Note to Candidates: Secular Democrats Outnumber White Evangelical Republicans

Professor Ryan P. Burge has been going through the latest massive data set available from the Cooperative Congressional Election Study (CCES), and he recently shared this snapshot of America that’s just incredible.

It shows various faith-based and non-religious voting blocs as a share of the entire population.

I wouldn’t read too much into the top line. Religious “Nones” might be the largest group of voters in the country — that wasn’t the case in 2018! — but we’re not bound together in any meaningful way.
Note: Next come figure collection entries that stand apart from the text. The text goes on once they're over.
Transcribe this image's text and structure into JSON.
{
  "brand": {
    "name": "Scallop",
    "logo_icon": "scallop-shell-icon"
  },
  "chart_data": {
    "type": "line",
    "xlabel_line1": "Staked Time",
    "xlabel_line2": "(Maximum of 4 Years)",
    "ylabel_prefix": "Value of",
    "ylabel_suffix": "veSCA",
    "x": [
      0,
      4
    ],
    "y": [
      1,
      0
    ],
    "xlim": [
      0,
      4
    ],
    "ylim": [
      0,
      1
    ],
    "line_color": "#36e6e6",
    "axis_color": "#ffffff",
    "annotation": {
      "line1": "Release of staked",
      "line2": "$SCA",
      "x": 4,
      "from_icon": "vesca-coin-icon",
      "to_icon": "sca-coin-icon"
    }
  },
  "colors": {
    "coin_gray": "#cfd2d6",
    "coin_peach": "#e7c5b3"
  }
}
Still, there’s reason to be optimistic: That 13.1% of white evangelical Republican voters is the largest single voting bloc, and we know all too well how much influence they have over our politics, BUT if you add up all the Democratic “Nones” — the “Nothing in Particular” group, the atheists, and the agnostics — it’s 17.6% of the population.

There are more of us than them, and we’re still growing.
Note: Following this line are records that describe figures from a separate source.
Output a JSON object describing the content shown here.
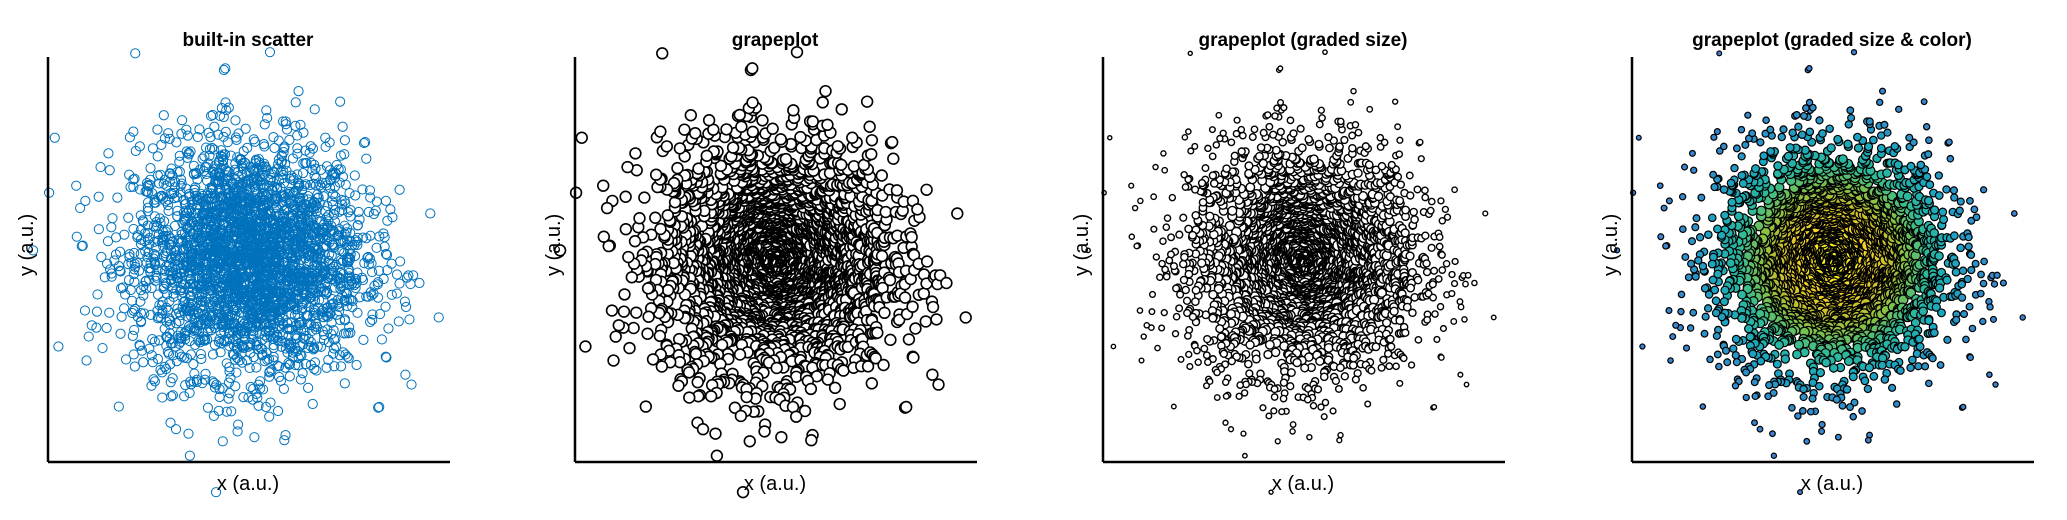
{
  "figure": {
    "panels": [
      {
        "title": "built-in scatter",
        "xlabel": "x (a.u.)",
        "ylabel": "y (a.u.)"
      },
      {
        "title": "grapeplot",
        "xlabel": "x (a.u.)",
        "ylabel": "y (a.u.)"
      },
      {
        "title": "grapeplot (graded size)",
        "xlabel": "x (a.u.)",
        "ylabel": "y (a.u.)"
      },
      {
        "title": "grapeplot (graded size & color)",
        "xlabel": "x (a.u.)",
        "ylabel": "y (a.u.)"
      }
    ]
  },
  "chart_data": [
    {
      "type": "scatter",
      "title": "built-in scatter",
      "xlabel": "x (a.u.)",
      "ylabel": "y (a.u.)",
      "distribution": "2D standard normal cloud centered at (0, 0)",
      "approx_points": 3000,
      "xlim": [
        -3.5,
        3.5
      ],
      "ylim": [
        -3.5,
        3.5
      ],
      "ticks": "none",
      "grid": false,
      "marker": "open circle",
      "marker_color": "#0072BD"
    },
    {
      "type": "scatter",
      "title": "grapeplot",
      "xlabel": "x (a.u.)",
      "ylabel": "y (a.u.)",
      "distribution": "2D standard normal cloud centered at (0, 0)",
      "xlim": [
        -3.5,
        3.5
      ],
      "ylim": [
        -3.5,
        3.5
      ],
      "ticks": "none",
      "grid": false,
      "marker": "merged white circles with black outline",
      "marker_color": "#ffffff",
      "edge_color": "#000000"
    },
    {
      "type": "scatter",
      "title": "grapeplot (graded size)",
      "xlabel": "x (a.u.)",
      "ylabel": "y (a.u.)",
      "distribution": "2D standard normal cloud centered at (0, 0)",
      "xlim": [
        -3.5,
        3.5
      ],
      "ylim": [
        -3.5,
        3.5
      ],
      "ticks": "none",
      "grid": false,
      "marker": "merged white circles with black outline, size graded by density",
      "marker_color": "#ffffff",
      "edge_color": "#000000"
    },
    {
      "type": "scatter",
      "title": "grapeplot (graded size & color)",
      "xlabel": "x (a.u.)",
      "ylabel": "y (a.u.)",
      "distribution": "2D standard normal cloud centered at (0, 0)",
      "xlim": [
        -3.5,
        3.5
      ],
      "ylim": [
        -3.5,
        3.5
      ],
      "ticks": "none",
      "grid": false,
      "marker": "merged circles with black outline, size and color graded by density",
      "colormap": [
        "#3E7FD0",
        "#1BA5C0",
        "#2DBA9A",
        "#7FC24A",
        "#C6C02C",
        "#F5D12A",
        "#FBF51A"
      ],
      "edge_color": "#000000"
    }
  ]
}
That said, it’s still easier to corral evangelical Christians into voting for a Republican candidate, whether that involves peer pressure, guilt-trips, or shaming the congregation from the pulpit. I suspect those 13.1% of evangelical Republicans are far more monolithic than the 17.6% of Secular Democrats. But it’s all the more reason Democratic candidates in large parts of the country should openly work for the Secular vote by talking about the importance of church/state separation, LGBTQ rights, abortion access, quality science and sex education in school, and any number of other issues that unite most Secular Democrats while also being opposed by so many conservative Republicans.

We’re past the tipping point on this. No one’s asking candidates to endorse atheism or condemn religion. (Leave that to us.) But the things most Secular Americans want from the government are also just good ideas in general. Progressive candidates already know that.

It won’t work everywhere, but far too many Democratic candidates in large areas are leaving votes on the table because they’re scared of alienating a religious base that will never support them anyway. Seems far more strategic to stop playing it safe and get those non-religious voters excited enough to vote for you. The Religious Right will always paint Democrats, even moderate ones, as existential threats. Stop playing their game and start advocating for a good secular government. So many otherwise-apathetic secular voters could be won over that way.